You can short-circuit the desire to give up by recognising that reaching your goal may be difficult, painful, unpleasant and involve some sacrifice. Think about exercising three mornings a week. It’s easy when the sun is out, when you exercise with a friend, when you can see the results you’re getting etc. Now think about getting up early on a cold, rainy morning when your friend has called to say she can’t make it. Your muscles are stiff and you have a headache from over-indulging at a cocktail party the night before. Are you still willing to get out of bed and put your running shoes on? The movie script technique can also be used to anticipate any difficulties that may arise and allow you to mentally rehearse the coping strategies you can use when you are faced with challenges.

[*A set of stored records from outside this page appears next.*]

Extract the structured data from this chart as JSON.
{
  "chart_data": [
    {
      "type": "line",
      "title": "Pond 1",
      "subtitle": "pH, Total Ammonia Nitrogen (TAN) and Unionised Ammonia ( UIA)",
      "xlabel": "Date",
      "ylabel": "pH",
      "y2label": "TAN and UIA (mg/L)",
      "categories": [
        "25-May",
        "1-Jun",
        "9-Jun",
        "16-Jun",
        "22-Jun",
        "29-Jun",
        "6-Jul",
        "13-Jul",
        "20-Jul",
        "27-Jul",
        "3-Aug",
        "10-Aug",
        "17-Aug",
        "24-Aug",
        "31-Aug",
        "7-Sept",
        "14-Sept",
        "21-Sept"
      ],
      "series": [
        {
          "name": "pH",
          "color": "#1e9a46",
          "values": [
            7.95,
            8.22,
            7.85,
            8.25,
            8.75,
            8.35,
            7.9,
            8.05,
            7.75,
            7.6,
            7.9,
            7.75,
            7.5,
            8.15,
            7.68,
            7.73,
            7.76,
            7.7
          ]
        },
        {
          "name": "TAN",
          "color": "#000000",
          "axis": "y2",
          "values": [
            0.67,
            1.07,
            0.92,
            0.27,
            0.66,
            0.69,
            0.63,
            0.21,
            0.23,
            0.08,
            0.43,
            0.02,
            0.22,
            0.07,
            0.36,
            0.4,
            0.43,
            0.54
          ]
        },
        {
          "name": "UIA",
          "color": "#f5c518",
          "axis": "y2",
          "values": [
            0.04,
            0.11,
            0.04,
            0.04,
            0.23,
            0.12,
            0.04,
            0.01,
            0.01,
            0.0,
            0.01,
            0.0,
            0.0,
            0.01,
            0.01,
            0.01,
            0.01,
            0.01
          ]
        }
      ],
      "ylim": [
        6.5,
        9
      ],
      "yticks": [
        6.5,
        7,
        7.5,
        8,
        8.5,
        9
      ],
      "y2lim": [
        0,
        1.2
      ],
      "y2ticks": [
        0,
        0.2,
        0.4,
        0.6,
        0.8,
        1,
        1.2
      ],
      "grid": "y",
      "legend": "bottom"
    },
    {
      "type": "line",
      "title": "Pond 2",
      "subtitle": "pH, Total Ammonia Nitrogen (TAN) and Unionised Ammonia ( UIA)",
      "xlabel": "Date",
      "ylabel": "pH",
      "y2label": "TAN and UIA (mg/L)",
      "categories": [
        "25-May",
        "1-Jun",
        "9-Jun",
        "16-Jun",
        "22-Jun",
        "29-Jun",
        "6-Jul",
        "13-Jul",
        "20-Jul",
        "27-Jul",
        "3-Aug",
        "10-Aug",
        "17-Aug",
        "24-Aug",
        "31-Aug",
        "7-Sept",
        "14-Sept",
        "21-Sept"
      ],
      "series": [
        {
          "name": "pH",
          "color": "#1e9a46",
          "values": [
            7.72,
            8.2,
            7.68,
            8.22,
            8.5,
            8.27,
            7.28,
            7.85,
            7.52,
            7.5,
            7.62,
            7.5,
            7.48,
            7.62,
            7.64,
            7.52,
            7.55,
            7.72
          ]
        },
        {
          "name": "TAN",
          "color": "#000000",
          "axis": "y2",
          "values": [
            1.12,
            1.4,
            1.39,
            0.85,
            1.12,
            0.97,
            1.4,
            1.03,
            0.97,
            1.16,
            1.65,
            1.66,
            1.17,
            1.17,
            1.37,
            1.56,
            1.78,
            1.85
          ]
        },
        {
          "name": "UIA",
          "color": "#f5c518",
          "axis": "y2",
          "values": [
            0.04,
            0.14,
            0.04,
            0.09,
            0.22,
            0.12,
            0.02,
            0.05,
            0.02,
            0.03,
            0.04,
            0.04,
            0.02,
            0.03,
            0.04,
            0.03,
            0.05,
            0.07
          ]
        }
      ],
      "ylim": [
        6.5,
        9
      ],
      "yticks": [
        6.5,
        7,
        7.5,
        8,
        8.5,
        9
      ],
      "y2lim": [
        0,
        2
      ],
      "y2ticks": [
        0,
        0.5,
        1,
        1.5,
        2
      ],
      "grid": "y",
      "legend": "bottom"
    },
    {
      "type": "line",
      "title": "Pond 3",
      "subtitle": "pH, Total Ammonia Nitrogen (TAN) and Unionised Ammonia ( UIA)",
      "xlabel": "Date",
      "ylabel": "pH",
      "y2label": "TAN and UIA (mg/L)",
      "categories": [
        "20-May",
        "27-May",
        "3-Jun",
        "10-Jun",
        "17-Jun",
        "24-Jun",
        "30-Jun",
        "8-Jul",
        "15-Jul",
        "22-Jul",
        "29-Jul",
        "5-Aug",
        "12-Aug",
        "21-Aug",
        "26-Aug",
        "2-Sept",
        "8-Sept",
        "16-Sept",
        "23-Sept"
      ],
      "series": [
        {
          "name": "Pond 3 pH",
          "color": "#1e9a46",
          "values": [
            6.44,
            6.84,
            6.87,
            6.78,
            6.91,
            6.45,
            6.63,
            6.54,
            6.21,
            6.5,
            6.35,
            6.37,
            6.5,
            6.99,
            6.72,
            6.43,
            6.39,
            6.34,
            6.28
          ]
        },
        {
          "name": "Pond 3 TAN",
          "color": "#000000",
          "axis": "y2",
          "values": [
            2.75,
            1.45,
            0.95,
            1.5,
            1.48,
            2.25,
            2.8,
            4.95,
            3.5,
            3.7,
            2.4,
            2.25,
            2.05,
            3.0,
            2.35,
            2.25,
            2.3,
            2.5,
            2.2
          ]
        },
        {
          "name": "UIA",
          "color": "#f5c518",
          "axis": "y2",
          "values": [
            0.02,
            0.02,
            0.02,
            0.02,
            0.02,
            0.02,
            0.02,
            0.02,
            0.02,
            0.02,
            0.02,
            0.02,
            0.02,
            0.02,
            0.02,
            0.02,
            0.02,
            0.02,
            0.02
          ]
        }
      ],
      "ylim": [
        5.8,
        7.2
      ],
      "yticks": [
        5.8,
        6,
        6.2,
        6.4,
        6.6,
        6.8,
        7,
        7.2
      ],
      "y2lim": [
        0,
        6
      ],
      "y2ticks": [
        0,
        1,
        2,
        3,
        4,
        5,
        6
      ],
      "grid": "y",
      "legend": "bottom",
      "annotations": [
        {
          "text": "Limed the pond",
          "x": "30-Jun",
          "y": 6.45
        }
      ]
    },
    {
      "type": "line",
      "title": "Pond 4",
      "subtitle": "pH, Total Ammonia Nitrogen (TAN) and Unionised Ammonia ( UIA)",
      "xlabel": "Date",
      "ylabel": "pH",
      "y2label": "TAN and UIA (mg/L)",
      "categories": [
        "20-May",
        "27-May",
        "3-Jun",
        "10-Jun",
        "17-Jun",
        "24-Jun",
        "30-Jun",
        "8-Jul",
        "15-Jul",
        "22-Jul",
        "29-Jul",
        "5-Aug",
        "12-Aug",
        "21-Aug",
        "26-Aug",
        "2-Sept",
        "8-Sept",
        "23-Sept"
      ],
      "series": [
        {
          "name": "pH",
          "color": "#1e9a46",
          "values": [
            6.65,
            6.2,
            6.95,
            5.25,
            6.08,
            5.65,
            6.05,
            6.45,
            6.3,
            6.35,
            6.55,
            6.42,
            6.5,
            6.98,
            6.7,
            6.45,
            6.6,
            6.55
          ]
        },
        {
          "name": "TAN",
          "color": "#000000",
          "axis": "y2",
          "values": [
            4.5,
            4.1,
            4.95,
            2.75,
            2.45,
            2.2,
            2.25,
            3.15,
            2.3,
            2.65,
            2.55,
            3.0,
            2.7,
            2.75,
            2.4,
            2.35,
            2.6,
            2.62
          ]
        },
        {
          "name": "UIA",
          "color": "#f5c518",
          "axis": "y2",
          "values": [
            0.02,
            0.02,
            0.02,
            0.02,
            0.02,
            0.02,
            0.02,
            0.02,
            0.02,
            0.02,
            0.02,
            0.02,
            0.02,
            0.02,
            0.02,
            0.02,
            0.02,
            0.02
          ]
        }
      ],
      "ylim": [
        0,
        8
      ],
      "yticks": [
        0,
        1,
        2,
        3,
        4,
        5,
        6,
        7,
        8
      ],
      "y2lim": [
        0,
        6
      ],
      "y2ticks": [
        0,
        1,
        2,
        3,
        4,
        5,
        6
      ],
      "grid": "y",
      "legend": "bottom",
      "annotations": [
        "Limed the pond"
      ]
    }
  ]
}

Stop blaming – blaming is very draining. Take full responsibility for your part in creating the situation and learn from it so that it won’t happen again next time. If you slip at one stage of your goal, re-plan it and restart. Act before you lose valuable momentum.
Rally Your Expert Team
Be willing to do whatever it takes to get the support you need. No one does it all alone. High-performing athletes have a team of expert support staff to help them get to the Olympics – physios, nutritionists, doctors, massage therapists, trainers, coaches, publicists, sponsors and a supportive network of family, friends and fans. If we plan to be high performers in our business and our life we need to rally our own expert team. On a page make a list of everyone you can imagine who could help you achieve your goal, rule a line and on the other side of the page write down what it is you need from each of these people. Include a time frame for when you will ask for their help. Use the support of those you trust, respect and admire to help you reach your goals. Get a coach or join a goal achievement group to add to the strength of your expert team.
*1 Burns, S., Goal Achiever”s Program, 2000
*2 Lonier, T., Working Solo (2nd edition), 1998, John Wiley and Sons
*3 Ford, M.E., Motivating Humans: goals emotions and personal agency beliefs, 1992, Sage, Newbury Park California,
*4 Buehler,R., Griffin, D. and Ross, M., Exploring the Planning Fallacy, Journal of Personality and Social Psychology, 1994, Vol. 6, No. 3
*5 Burns, S., Goal Achiever”s Program 2000, class video tape
*6 Anderson, C.A., Imagination and Expectation: The Effects of Imagining Behavioural Scripts on Personal Intentions, Journal of Personality and Social Psychology 1983, Vol. 45, No 2, 293-305
Acknowledgement goes to Stephanie Burns for her pivotal work in this area and for many of the ideas that have been incorporated into Sally’s approach to goal achievement.